L'écrit est très présent dans le roman. Car, autour de la trame impliquant Raphaël Banes, se déroulent des événements marquants liés à des livres, là encore. Il flotte sur "Hobboes" un côté prophétique qui confine au millénarisme. Des théories indiquant les voies à suivre pour aller vers un monde nouveau. Mais lequel ?

Au fil des pages, on se retrouve coincé entre deux influences très fortes : la mythologie grecque et la tradition chrétienne. Pour être plus clair encore : "l'Odyssée", d'Homère d'un côté, la Bible de l'autre, avec l'Ancien et le Nouveau Testament. Les allusions sont nombreuses à ces textes, ainsi qu'à d'autres, toujours issus d'une culture populaire, qu'elle soit celle du conte ou de la légende.

Ce fameux savoir, que certains Hobboes défendent dans une quête de préservation insensée, semble avoir été pétri, façonné, assimilé, régurgité par... Par qui, d'ailleurs ? Toujours est-il que ces courants naissants (je ne sais pas comment les appeler : mythologies modernes, nouvelles religions, sectes, embryon de civilisation ?) s'appuient sur des forces inouïes que l'on voit se déchaîner tout au long du roman.

Eh oui, on est dans un roman d'anticipation, mais le fantastique est lui aussi très présent dans "Hobboes". Des pouvoirs extraordinaires sont engagés dans la lutte, ceux qui les détiennent doivent en user à bon escient.
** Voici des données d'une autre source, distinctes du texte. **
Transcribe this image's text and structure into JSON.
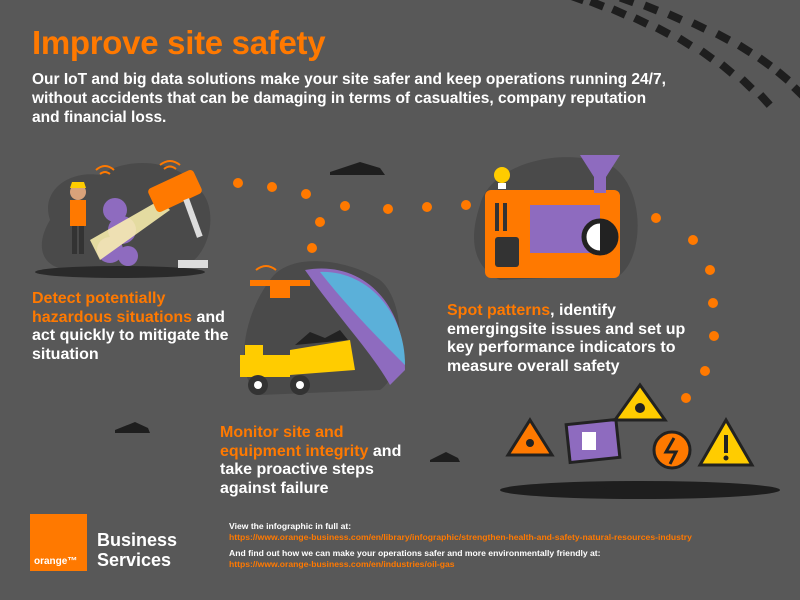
{
  "title": "Improve site safety",
  "intro": "Our IoT and big data solutions make your site safer and keep operations running 24/7, without accidents that can be damaging in terms of casualties, company reputation and financial loss.",
  "features": [
    {
      "highlight": "Detect potentially hazardous situations",
      "rest": "and act quickly to mitigate the situation"
    },
    {
      "highlight": "Monitor site and equipment integrity",
      "rest": "and take proactive steps against failure"
    },
    {
      "highlight": "Spot patterns",
      "rest": ", identify emergingsite issues and set up key performance indicators to measure overall safety"
    }
  ],
  "footer": {
    "line1": "View the infographic in full at:",
    "link1": "https://www.orange-business.com/en/library/infographic/strengthen-health-and-safety-natural-resources-industry",
    "line2": "And find out how we can make your operations safer and more environmentally friendly at:",
    "link2": "https://www.orange-business.com/en/industries/oil-gas"
  },
  "logo": {
    "word": "orange™",
    "brand_line1": "Business",
    "brand_line2": "Services"
  },
  "colors": {
    "accent": "#ff7900",
    "background": "#585858",
    "purple": "#8e6bbf",
    "yellow": "#ffcc00"
  },
  "icons": [
    "tire-track-icon",
    "worker-icon",
    "camera-icon",
    "drone-icon",
    "dump-truck-icon",
    "control-panel-icon",
    "lightbulb-icon",
    "funnel-icon",
    "magnifier-icon",
    "toxic-warning-icon",
    "biohazard-warning-icon",
    "fire-exit-icon",
    "electric-hazard-icon",
    "exclamation-warning-icon"
  ]
}
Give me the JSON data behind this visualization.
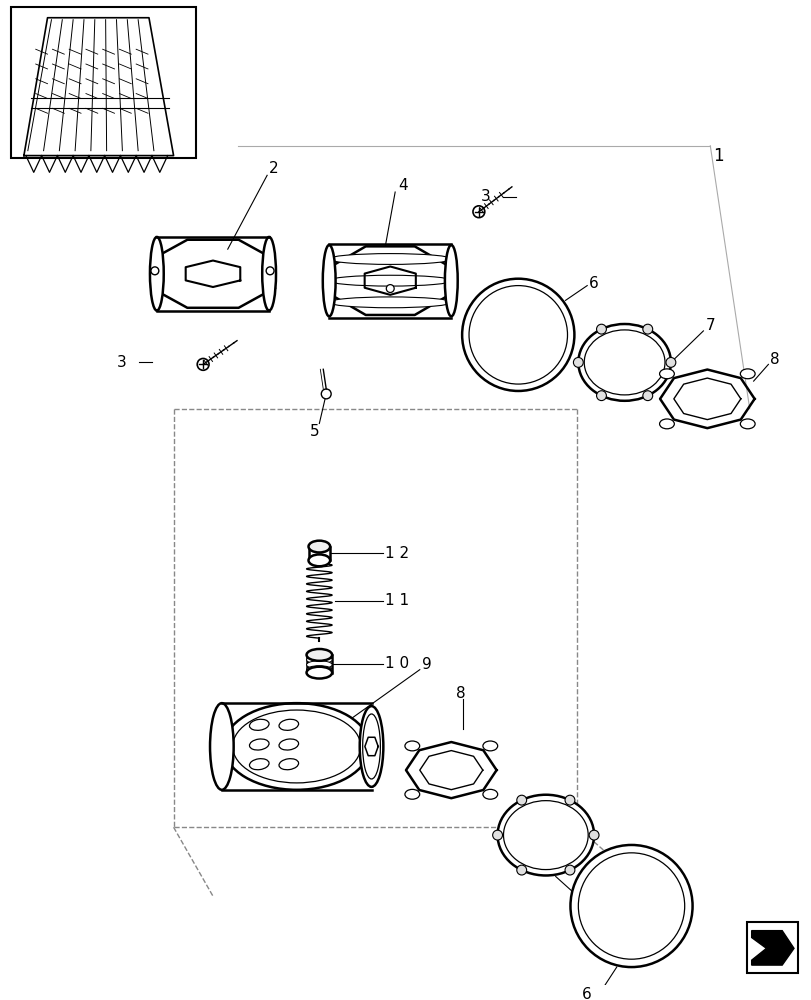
{
  "bg_color": "#ffffff",
  "line_color": "#000000",
  "fig_width": 8.12,
  "fig_height": 10.0,
  "dpi": 100
}
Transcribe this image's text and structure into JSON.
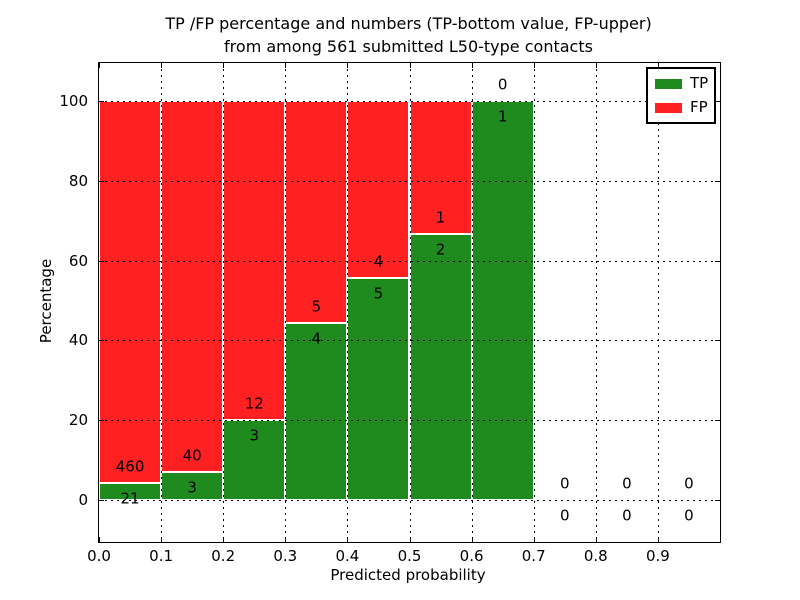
{
  "figure": {
    "title_line1": "TP /FP percentage and numbers (TP-bottom value, FP-upper)",
    "title_line2": "from among 561 submitted L50-type contacts"
  },
  "axes": {
    "xlabel": "Predicted probability",
    "ylabel": "Percentage",
    "x_tick_labels": [
      "0.0",
      "0.1",
      "0.2",
      "0.3",
      "0.4",
      "0.5",
      "0.6",
      "0.7",
      "0.8",
      "0.9"
    ],
    "y_tick_labels": [
      "0",
      "20",
      "40",
      "60",
      "80",
      "100"
    ],
    "xlim": [
      0.0,
      1.0
    ],
    "ylim": [
      -10.5,
      109.5
    ],
    "grid_style": "dotted"
  },
  "legend": {
    "position": "upper-right",
    "items": [
      {
        "label": "TP",
        "color": "#1f8b1f"
      },
      {
        "label": "FP",
        "color": "#ff2121"
      }
    ]
  },
  "chart_data": {
    "type": "bar",
    "stacked": true,
    "normalized_to_percent": true,
    "title": "TP /FP percentage and numbers (TP-bottom value, FP-upper) from among 561 submitted L50-type contacts",
    "xlabel": "Predicted probability",
    "ylabel": "Percentage",
    "bin_starts": [
      0.0,
      0.1,
      0.2,
      0.3,
      0.4,
      0.5,
      0.6,
      0.7,
      0.8,
      0.9
    ],
    "bin_width": 0.1,
    "series": [
      {
        "name": "TP",
        "color": "#1f8b1f",
        "counts": [
          21,
          3,
          3,
          4,
          5,
          2,
          1,
          0,
          0,
          0
        ]
      },
      {
        "name": "FP",
        "color": "#ff2121",
        "counts": [
          460,
          40,
          12,
          5,
          4,
          1,
          0,
          0,
          0,
          0
        ]
      }
    ],
    "total_contacts": 561,
    "ylim": [
      -10.5,
      109.5
    ],
    "xlim": [
      0.0,
      1.0
    ],
    "grid": true,
    "legend_position": "upper-right"
  }
}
Mais que se passera-t-il s'ils tombent entre de mauvaises mains ? Si les mauvais penchants de l'être humains se retrouvent dopés par une telle puissance ?

Autour de Raphaël Banes, plusieurs personnages, également lancés sur les routes, depuis le Canada, à travers tout le continent nord-américain, se distinguent. Chacun appartient à une catégorie différente, ils sont hobboes ou pas, ils sont maîtres de leur destin ou pas, ils savent à peu près ce qui se passe ou pas, ils sont bien intentionnés ou pas...
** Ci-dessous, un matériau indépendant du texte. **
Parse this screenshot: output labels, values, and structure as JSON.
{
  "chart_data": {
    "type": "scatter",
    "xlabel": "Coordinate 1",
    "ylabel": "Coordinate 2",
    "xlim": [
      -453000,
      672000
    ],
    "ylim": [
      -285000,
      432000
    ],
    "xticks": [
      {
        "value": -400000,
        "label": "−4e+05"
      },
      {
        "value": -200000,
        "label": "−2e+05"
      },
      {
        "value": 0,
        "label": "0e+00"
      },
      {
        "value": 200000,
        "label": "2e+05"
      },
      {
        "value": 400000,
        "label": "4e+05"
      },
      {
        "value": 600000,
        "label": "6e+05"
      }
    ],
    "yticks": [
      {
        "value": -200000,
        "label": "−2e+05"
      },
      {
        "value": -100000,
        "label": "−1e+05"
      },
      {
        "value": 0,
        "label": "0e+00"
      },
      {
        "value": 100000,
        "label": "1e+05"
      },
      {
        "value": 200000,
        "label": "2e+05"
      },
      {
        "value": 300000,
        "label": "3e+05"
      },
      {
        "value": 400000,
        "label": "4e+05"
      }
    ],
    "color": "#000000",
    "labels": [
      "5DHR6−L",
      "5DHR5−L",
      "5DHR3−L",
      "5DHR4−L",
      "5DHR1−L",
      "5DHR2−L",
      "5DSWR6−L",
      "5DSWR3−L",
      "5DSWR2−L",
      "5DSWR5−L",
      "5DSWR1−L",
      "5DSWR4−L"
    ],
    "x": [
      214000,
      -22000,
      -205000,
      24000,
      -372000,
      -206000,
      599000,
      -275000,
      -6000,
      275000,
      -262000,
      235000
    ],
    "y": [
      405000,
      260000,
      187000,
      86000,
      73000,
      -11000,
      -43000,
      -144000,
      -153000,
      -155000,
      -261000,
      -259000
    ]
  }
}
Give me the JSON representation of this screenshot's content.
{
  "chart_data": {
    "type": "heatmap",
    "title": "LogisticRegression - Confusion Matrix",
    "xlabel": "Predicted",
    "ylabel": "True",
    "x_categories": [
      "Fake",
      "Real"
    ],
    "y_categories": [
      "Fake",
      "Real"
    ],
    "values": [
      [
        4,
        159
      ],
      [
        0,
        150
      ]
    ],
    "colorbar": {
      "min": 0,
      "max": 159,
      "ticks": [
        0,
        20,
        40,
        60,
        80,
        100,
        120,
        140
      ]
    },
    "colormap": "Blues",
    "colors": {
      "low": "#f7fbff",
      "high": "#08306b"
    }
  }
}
Il n'est pas évident de toujours savoir dans quel camp on se trouve. Banes, par exemple, ne cesse d'être ballotté entre les factions en présence, qu'il peine à identifier. Pourtant, sa survie va bientôt dépendre de son engagement, et cette situation tout à fait inattendue ne sera pourtant pas la plus surprenante aux yeux du professeur.

L'intrigue est complexe, elle donne l'impression d'un long cauchemar, malgré tout assez envoûtant. On se demande si Banes va s'en réveiller, et dans quel état. C'est un personnage intéressant, car au départ, il est assez désagréable, un peu falot et même assez lâche. Et puis, propulsé malgré lui dans ce monde presque parallèle aux règles qu'il ne maîtrise plus et où son individualisme ne sert plus à rien, il va changer.

Une lente métamorphose, pour le meilleur ou le pire, cela reste à voir, mais il ne va plus pouvoir, comme il le faisait auparavant, fuir ses responsabilités. Il va devoir affronter le monde tel qu'il est, comprendre cette société mouvante et pourtant invisible, intouchable, dans laquelle il a plongé comme on se retrouve poussé dans une piscine.

Mais, seul, il ne peut rien. Il va vite le comprendre, dans sa confrontation au danger. Le professeur est descendu de son piédestal de respectabilité et il doit apprendre à compter sur les autres, mais surtout, il doit apprendre l'altruisme véritable. Son extraordinaire expérience va lui en apprendre bien plus que tous ses cours, que toutes ses lectures...

Et si Banes peut changer, alors, le monde aussi. Peut-être. Ou disparaître.